No one should be surprised to learn that IT and cybersecurity jobs can be extremely stressful. Now, a convergence of trends has, in many cases, brought this stress to a breaking point.
Thanks to the explosion of the digital supply chain, organizations have more potential points of entry to their networks than ever before, each of which represents an added challenge for IT and security professionals. Cyber attacks and data breaches are becoming more common, with many organizations facing hundreds of intrusion attempts every day.
Meanwhile, new regulations designed to protect infrastructure and consumer data add to the list of rules and guidelines IT and cybersecurity professionals need to comply with. New tools designed to ease their burden can also contribute to alert fatigue and overall workloads. It’s no wonder there’s a skills shortage for many IT and security jobs.
Now, researchers are starting to quantify stress in jobs in information technology, and the numbers are shocking.
77% of U.S. corporate employees have experienced burnout at their current job.
That’s according to Deloitte’s Workplace Burnout Survey. In the same survey, almost 70% of professionals said their employers were not doing enough to prevent or alleviate burnout.
Burnout has become so widespread that it’s now an official medical diagnosis. The World Health Organization lists its symptoms as “feelings of energy depletion or exhaustion,” “increased mental distance from one's job, or feelings of negativism or cynicism related to one's job,” and “reduced professional efficacy.”
57% percent of workers in the tech industry are currently suffering from burnout.
That number comes from a survey of 11,000+ employees at technology firms conducted by Blind, an anonymous social network for tech workers.
The most burnout-prone firms on the list had numbers higher than 70% — that’s more than two thirds of the organization feeling burnt out at the same time.

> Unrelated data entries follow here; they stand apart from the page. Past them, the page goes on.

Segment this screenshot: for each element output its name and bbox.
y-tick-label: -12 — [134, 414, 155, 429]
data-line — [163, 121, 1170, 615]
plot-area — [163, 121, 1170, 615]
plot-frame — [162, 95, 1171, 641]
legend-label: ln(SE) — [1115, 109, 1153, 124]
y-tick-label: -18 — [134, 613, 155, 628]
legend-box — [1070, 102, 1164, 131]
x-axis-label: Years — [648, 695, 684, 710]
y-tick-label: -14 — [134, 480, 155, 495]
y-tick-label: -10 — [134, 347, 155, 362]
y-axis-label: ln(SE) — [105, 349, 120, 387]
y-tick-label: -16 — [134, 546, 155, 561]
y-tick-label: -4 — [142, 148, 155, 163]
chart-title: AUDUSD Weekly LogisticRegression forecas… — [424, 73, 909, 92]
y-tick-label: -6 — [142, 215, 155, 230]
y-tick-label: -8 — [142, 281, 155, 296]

65% of SOC professionals say stress has caused them to think about quitting.
In an age where it can be difficult to find enough skilled workers to fully staff a SOC, organizations can’t afford high turnover in these positions. And yet, almost two thirds of SOC professionals have thought about quitting their jobs due to stress, according to the Ponemon Institute.
Stress in the SOC could be partially due to alert fatigue. According to FireEye, most SOCs receive more than 10,000 alerts per day.
91% of CISOs say they suffer from moderate or high stress.
Stress in the cybersecurity department isn’t limited to analysts. CISOs and other cybersecurity executives face the combined stressors of day-to-day security and other business concerns, and more than nine out of ten CISOs are stressed as a result.
In the same survey from Nominet, 27.5% of CISOs said stress affects their ability to do their jobs. That raises another reason organizations should be concerned about IT burnout and cybersecurity burnout — stress in these departments could actually be increasing cyber risk.
63% of organizations are experiencing a shortage of IT staff dedicated to cybersecurity.
In addition, according to (ISC)2, nearly 60% of global organizations said their companies are at moderate or extreme risk of cyber attacks due to this skills shortage.
Why should employers care about burnout in the IT industry? Because if workers leave their positions due to stress, employers won’t necessarily be able to replace them. The skills shortage is acute, and filling job roles has never been more difficult.
Workplace stress is not an unsolvable problem.
So what can employers do to prevent IT and cybersecurity burnout?
They can start by implementing policies that help prevent burnout, like increased paid time off and flexible work-from-home policies. Workplace wellness programs that promote healthy eating, exercise, and meditation at work can also help.
In addition, employers can implement technology that makes employees’ work easier, using automation to reduce workloads or help with performance tracking.
Finally, Board members and executives must fundamentally change the way they look at their cybersecurity programs. Rather than a firefighting unit that’s charged with wiping out threats as they arise, the cybersecurity team must be a strategic part of the business, and cybersecurity goals should be aligned with business goals.
Using contextualized data to set reasonable goals and expectations for the cybersecurity program, while giving its leaders the resources they need to succeed, can help eliminate stress and improve security.